Cilacap – Insiden Kebakaran hebat, kembali terjadi. Kali ini, kobaran api membakar dua dari tiga tangki di Pertamina Refinery Unit (RU) IV Cilacap sejak Sabtu pukul 04.55 WIB.
Manajer Media PT Pertamina Wianda Pusponegoro mengatakan, api pada tangki 31-T2 dan tangki 31-T3 berhasil dipadamkan pada pukul 19.00 WIB. Pemadaman dilakukan dengan menyemprotkan “foam” secara terus menerus ke tangki 31-T7 dan mengisolasi serta mendinginkan tangki 32-T104. Wianda juga mengatakan penyebab kebakaran akan diselidiki setelah api berhasil dipadamkan.

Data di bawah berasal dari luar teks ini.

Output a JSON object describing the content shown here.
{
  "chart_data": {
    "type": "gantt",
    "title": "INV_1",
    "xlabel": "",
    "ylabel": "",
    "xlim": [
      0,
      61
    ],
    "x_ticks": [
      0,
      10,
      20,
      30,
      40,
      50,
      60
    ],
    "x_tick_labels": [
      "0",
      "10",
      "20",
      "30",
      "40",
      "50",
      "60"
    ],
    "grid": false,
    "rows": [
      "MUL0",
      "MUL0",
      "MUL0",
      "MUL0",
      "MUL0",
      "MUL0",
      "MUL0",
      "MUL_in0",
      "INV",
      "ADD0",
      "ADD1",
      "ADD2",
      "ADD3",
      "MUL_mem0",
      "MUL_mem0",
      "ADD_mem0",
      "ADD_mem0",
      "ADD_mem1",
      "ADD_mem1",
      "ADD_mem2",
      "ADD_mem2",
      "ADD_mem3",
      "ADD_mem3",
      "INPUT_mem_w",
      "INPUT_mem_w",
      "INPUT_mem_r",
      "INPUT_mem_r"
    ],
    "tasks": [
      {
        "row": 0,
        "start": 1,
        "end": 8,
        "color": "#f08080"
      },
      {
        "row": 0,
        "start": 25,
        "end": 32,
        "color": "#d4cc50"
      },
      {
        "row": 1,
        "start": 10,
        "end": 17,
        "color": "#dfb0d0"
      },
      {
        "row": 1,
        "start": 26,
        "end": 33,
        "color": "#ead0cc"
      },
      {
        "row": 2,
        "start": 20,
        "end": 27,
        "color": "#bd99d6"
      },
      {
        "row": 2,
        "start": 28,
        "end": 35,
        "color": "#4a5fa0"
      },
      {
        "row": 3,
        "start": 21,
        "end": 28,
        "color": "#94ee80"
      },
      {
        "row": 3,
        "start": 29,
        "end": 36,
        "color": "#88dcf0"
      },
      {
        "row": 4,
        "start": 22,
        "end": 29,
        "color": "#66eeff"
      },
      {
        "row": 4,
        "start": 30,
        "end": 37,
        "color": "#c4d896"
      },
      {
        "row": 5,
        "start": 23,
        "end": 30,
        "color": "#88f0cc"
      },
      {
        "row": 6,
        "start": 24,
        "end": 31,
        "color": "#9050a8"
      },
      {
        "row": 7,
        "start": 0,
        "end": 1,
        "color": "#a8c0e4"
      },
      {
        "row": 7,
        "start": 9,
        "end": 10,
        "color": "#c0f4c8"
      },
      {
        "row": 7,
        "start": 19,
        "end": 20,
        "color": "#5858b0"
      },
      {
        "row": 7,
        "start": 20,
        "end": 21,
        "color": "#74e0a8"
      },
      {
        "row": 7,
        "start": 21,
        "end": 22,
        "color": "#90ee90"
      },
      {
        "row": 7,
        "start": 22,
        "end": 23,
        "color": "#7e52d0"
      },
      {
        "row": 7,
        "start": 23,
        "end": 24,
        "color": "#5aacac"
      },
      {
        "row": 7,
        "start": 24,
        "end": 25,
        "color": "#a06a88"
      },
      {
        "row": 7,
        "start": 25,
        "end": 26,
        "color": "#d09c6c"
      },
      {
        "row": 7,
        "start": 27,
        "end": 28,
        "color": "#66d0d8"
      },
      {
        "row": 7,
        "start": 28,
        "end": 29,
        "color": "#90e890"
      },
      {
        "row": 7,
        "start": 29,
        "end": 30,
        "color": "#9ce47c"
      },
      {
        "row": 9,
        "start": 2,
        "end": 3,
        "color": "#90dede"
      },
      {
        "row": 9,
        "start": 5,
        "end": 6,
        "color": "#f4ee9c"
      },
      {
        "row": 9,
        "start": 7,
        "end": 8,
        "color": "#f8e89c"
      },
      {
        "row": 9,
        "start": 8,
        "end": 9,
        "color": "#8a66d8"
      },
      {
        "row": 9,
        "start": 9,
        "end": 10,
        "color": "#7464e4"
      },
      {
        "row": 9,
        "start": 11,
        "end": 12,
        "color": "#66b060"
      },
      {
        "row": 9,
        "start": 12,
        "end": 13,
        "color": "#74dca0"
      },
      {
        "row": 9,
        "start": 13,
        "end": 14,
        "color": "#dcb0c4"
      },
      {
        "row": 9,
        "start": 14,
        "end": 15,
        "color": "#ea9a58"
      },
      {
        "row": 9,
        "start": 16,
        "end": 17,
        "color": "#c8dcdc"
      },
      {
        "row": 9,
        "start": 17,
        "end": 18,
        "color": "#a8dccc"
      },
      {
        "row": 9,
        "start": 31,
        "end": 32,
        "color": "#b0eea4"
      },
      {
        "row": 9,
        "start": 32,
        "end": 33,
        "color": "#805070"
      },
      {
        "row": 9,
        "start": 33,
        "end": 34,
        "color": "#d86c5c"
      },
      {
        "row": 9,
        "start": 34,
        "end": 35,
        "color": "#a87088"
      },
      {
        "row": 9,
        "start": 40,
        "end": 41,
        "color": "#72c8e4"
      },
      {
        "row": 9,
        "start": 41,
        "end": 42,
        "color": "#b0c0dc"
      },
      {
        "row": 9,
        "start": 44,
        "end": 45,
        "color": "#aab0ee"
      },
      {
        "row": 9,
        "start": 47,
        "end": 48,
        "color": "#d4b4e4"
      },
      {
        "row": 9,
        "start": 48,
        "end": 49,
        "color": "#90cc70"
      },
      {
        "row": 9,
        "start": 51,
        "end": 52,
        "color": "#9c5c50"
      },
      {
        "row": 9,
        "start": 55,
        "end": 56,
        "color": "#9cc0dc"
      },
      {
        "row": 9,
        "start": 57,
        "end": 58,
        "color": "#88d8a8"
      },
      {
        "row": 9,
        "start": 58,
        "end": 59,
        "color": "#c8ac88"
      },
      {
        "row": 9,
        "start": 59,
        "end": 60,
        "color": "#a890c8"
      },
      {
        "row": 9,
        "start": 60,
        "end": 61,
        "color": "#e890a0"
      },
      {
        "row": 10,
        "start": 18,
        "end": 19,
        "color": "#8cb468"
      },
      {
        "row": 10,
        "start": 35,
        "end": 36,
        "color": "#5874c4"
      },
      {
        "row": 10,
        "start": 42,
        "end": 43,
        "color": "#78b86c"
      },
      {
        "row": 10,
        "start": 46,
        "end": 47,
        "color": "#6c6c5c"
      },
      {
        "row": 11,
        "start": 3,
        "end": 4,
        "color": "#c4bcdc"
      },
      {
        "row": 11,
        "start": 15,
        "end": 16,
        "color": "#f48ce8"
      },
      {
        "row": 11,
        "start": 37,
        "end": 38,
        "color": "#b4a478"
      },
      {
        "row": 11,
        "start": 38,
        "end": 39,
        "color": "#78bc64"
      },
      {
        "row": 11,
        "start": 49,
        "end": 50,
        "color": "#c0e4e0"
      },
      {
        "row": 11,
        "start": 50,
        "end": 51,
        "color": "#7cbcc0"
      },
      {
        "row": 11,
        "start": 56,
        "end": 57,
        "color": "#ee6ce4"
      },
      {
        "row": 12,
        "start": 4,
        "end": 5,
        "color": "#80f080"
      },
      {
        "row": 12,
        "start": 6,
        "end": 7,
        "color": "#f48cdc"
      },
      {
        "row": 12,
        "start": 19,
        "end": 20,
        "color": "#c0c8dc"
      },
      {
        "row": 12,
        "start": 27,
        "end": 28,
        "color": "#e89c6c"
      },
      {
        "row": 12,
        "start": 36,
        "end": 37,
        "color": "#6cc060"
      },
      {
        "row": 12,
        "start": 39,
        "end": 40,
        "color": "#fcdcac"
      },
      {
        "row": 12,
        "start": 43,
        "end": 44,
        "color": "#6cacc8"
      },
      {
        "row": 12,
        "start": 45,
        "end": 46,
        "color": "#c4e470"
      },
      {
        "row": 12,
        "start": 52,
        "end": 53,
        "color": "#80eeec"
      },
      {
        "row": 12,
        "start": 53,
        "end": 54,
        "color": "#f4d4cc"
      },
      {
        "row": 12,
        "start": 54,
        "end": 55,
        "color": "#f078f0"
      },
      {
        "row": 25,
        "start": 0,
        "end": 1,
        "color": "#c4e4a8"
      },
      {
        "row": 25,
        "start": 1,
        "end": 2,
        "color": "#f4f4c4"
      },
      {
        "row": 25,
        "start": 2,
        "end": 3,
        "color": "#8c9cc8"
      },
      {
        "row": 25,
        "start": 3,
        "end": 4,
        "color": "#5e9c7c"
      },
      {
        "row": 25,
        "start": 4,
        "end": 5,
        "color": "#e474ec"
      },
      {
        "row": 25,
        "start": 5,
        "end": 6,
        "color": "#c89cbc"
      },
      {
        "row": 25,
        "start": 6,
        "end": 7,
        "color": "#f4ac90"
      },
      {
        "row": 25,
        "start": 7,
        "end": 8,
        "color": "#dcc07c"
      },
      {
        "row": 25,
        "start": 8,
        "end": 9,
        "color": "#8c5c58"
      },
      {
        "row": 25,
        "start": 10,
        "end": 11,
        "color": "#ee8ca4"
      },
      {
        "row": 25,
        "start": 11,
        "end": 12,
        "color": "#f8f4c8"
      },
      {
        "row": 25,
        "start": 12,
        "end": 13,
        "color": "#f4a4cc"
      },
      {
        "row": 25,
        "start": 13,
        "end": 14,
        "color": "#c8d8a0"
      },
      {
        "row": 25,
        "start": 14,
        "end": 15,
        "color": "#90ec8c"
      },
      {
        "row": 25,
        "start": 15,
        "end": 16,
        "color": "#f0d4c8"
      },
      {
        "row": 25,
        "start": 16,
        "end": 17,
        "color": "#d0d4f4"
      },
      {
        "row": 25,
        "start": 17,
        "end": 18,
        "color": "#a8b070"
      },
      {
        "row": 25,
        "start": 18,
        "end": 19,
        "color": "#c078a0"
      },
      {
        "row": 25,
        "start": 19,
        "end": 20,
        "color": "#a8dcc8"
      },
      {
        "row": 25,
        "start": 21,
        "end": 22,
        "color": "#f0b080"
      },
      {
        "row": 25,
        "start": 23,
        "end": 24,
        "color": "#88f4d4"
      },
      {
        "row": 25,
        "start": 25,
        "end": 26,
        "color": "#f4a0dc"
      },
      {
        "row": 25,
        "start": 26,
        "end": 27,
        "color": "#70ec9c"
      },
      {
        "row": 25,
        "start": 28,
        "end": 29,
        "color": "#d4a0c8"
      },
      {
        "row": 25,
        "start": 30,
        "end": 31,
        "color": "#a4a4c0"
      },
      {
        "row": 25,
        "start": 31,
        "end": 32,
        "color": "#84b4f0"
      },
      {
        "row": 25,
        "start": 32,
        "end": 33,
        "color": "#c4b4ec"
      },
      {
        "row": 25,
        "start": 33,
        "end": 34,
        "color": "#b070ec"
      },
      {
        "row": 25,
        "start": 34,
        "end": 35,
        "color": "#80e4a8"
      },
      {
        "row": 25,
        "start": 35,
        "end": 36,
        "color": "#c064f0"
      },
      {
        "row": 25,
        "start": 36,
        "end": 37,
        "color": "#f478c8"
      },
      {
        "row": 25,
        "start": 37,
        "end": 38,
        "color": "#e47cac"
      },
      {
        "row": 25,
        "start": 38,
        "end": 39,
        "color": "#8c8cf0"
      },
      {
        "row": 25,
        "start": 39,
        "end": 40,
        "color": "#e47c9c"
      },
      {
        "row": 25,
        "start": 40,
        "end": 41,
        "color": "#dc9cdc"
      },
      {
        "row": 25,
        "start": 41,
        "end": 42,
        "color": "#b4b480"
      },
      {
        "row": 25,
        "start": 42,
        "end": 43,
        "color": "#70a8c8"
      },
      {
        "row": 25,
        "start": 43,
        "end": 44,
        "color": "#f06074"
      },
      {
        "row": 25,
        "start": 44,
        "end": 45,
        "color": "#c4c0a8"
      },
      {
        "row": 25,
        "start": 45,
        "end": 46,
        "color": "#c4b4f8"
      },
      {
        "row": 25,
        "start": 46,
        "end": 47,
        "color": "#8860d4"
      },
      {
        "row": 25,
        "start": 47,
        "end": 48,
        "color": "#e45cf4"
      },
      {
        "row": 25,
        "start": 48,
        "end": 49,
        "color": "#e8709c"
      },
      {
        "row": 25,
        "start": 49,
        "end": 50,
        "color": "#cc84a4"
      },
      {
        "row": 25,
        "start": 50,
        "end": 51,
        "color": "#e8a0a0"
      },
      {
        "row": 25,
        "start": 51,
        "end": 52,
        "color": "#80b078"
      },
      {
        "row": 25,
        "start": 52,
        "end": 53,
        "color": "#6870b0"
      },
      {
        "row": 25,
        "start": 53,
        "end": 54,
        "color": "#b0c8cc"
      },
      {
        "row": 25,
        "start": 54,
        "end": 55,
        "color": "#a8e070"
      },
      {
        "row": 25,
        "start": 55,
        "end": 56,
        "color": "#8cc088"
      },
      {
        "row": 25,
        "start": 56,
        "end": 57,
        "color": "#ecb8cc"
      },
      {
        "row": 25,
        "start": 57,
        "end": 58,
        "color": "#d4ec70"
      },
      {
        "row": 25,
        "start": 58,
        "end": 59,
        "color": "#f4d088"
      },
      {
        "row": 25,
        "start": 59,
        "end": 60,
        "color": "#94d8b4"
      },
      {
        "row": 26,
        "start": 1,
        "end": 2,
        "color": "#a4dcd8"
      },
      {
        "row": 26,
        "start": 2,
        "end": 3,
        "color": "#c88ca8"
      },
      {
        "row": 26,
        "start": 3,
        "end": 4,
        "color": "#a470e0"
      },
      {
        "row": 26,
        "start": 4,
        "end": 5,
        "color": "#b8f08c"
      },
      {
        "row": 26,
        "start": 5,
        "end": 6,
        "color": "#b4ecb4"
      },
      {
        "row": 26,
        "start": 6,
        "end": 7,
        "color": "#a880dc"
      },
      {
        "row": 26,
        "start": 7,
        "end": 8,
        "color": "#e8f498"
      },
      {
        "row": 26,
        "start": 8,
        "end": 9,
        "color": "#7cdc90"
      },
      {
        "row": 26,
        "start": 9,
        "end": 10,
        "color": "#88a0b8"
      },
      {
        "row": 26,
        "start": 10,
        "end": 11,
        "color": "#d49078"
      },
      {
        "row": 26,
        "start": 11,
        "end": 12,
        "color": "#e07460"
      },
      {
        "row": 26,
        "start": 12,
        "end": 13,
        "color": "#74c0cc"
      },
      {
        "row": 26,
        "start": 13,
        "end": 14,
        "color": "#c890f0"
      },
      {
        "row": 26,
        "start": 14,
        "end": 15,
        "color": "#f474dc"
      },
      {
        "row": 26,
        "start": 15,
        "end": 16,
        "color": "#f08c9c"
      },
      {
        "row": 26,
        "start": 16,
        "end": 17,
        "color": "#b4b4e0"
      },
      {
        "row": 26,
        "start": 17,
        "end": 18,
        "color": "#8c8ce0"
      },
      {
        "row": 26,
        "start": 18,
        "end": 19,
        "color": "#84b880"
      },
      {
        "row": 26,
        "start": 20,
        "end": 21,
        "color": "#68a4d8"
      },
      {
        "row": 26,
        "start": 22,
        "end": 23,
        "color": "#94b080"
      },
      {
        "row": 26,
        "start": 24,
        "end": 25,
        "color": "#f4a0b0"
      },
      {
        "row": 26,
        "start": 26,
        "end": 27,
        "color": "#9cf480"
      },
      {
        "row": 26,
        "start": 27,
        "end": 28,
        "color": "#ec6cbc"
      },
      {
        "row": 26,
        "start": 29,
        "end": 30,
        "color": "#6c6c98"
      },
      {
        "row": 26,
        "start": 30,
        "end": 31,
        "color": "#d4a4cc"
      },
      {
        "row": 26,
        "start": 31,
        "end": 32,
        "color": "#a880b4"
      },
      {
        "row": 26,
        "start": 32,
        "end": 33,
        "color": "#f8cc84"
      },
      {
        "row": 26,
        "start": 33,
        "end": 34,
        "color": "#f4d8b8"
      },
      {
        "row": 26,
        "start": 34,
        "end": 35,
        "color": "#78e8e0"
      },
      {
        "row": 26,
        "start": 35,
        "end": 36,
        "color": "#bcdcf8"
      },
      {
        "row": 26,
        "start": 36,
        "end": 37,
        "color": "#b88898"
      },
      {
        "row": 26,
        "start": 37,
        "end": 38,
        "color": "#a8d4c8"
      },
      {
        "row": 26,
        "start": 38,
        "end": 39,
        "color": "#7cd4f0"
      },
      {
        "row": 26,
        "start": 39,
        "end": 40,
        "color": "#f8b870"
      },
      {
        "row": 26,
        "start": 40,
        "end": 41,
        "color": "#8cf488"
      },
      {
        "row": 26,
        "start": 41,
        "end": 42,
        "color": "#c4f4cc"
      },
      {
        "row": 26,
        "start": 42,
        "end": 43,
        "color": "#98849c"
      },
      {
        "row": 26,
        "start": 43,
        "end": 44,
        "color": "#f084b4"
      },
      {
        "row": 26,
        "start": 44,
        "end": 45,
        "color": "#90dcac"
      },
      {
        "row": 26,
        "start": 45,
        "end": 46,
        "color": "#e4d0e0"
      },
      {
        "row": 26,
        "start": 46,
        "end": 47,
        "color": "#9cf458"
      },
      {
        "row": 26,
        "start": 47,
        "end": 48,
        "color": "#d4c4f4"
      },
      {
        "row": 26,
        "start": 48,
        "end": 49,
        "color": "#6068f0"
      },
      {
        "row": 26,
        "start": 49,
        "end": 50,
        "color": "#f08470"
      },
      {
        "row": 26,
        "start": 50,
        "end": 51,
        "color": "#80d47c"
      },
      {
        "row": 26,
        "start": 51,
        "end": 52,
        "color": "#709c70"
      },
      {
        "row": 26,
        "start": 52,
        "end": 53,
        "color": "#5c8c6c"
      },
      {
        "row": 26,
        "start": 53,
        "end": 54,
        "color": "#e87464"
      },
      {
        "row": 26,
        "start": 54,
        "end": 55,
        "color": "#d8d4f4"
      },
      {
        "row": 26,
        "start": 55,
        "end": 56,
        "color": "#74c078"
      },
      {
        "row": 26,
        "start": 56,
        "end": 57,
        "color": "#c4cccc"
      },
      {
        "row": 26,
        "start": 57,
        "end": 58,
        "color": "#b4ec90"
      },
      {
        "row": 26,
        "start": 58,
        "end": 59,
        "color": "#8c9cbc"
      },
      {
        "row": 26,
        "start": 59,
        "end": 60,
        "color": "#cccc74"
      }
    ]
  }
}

“Pertamina akan melakukan penyelidikan menyeluruh terhadap penyebab terjadinya insiden dan besarnya kerugian pasca pemadaman yang saat ini masih berlangsung,” katanya. Pertamina telah mengalirkan produksi kilang ke Terminal Transit Lomanis yang terdiri dari minyak tanah 7.300 kiloliter, premium 13 ribu kiloliter, dan solar 28 ribu kiloliter.
Menurut dia, bahan bakar minyak itu selanjutnya akan disalurkan melalui pipa ke Depot Padalarang, Ujungberung, Tasikmalaya, Rewulu, dan Teras.
Pertamina menjamin pasokan BBM dalam kondisi aman dengan volume stok premium, solar, dan minyak tanah dijaga pada level 3,2 juta kiloliter, sedangkan untuk avtur mulai dikapalkan pada 4 April 2011 sebesar 17 ribu kiloliter ke Depot Manggis, Bali, dan Soekarno-Hatta, paparnya yakin.